Porque é que a investigação sobre grafíti é mais do que uma nota marginal
Para a arqueologia, os grafíti são hoje considerados fontes sérias. Fornecem dados que vão além de pequenas curiosidades. Os investigadores podem, por exemplo, perceber em que bairros se escrevia mais, que línguas ou dialetos surgem e como os hábitos de escrita mudaram ao longo das décadas.
Sobretudo na história social, as vantagens são evidentes:
- Visão da linguagem quotidiana em vez de textos literariamente trabalhados
- Prova de multilinguismo, como latim ao lado do grego
- Indícios de alfabetização em camadas mais amplas da população
- Dados concretos sobre profissões, relações e atividades de lazer
- Ligação a locais e percursos específicos dentro da cidade
Desta forma, forma-se uma espécie de “mapa social” de Pompeia. Corredores cheios de mensagens de amor, tabernas com versos sarcásticos, fachadas com apelos ao voto - cada parede conta algo sobre o seu uso e o seu público. O novo grafíti acrescenta mais um ponto, muito pessoal, a esse mapa.
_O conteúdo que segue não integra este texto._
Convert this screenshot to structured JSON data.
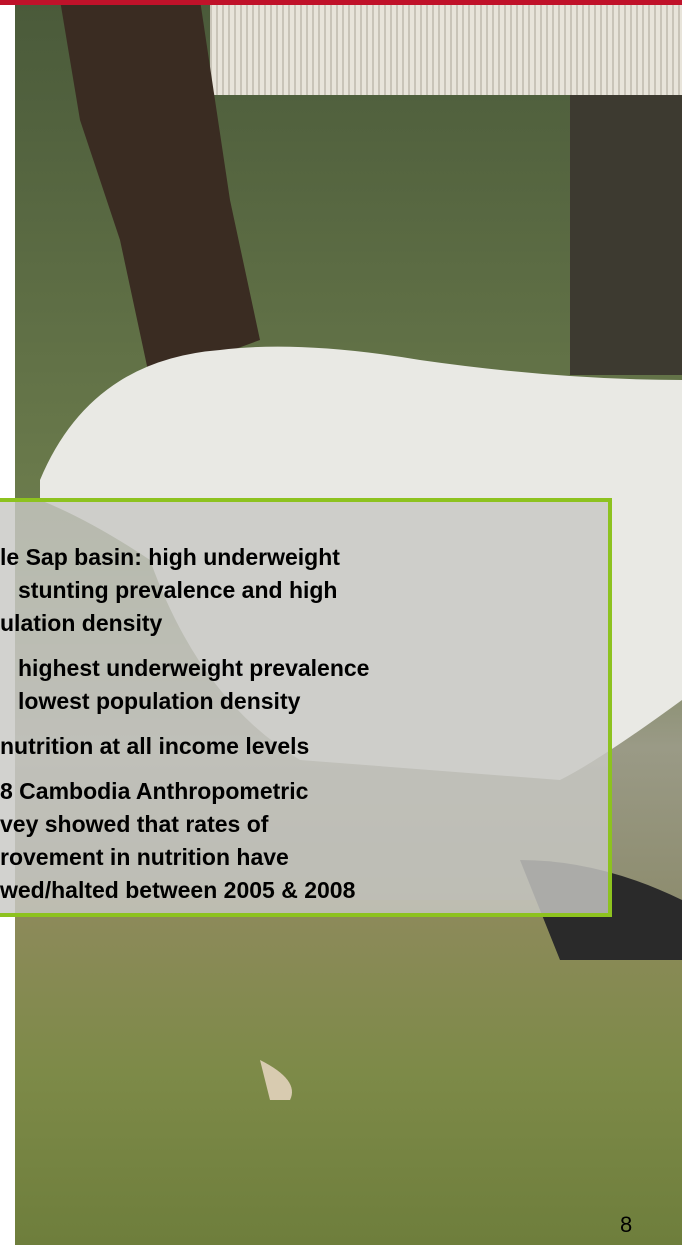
{
  "slide": {
    "bullets": [
      {
        "lines": [
          "le Sap basin: high underweight",
          "stunting prevalence and high",
          "ulation density"
        ]
      },
      {
        "lines": [
          "highest underweight prevalence",
          "lowest population density"
        ]
      },
      {
        "lines": [
          "nutrition at all income levels"
        ]
      },
      {
        "lines": [
          "8 Cambodia Anthropometric",
          "vey showed that rates of",
          "rovement in nutrition have",
          "wed/halted between 2005 & 2008"
        ]
      }
    ],
    "page_number": "8"
  }
}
Como os métodos modernos tornam antigas cidades novamente legíveis
O trabalho em Pompeia é exemplar de uma tendência mais ampla na arqueologia: sair da simples escavação e avançar para a documentação digital e para a análise a longo prazo. Modelos 3D, registos de superfícies em alta resolução e reconhecimento de padrões apoiado por IA abrem novos caminhos para voltar a estudar sítios já conhecidos.
No futuro, os algoritmos poderão reconhecer automaticamente traços de escrita, sugerir letras em falta ou distinguir diferentes “mãos” de escrita. Assim, por exemplo, seria possível verificar se certas pessoas deixaram vestígios por toda a cidade - de forma semelhante a nomes de utilizador recorrentes nas redes sociais de hoje.
Ao mesmo tempo, esta evolução levanta questões: quanta reconstrução continua a ser cientificamente sólida? Onde termina a leitura e começa a interpretação? Os investigadores têm de explicar com transparência quais as partes de uma inscrição que são seguras e em que pontos entram suposições. Em descobertas carregadas de emoção, como mensagens de amor, existe o risco de sobrecarregar o grafíti com fantasias modernas.
O que as mensagens de amor antigas nos podem ensinar hoje
Os grafíti amorosos de Pompeia mostram como certos desejos humanos permanecem intemporais. As pessoas querem ser vistas, querem partilhar sentimentos, querem deixar marca - mesmo que reste apenas uma frase incompleta. Numa época de mensagens instantâneas e aplicações de encontros, um nome gravado de forma tosca parece, de repente, surpreendentemente familiar.
Quem percorre Pompeia hoje pode facilmente construir uma imagem mental: talvez duas pessoas jovens estivessem no corredor do teatro, uma de vigia enquanto a outra riscava apressadamente a parede. Talvez Erato sorria sempre que passa por ali. Talvez um rival ciumento se irritasse com a mensagem pública. São precisamente estes cenários em aberto que tornam estes achados tão fascinantes.
Para visitantes, vale a pena olhar para os detalhes mais pequenos, para além dos grandes frescos e das villas. Muitas inscrições são discretas, com apenas alguns milímetros de profundidade. Mas são justamente elas que fazem as ruínas falar. Quem as observa passa a conhecer Pompeia não apenas como um lugar de catástrofe, mas como uma cidade viva, cheia de vozes, piadas, discussões - e amor.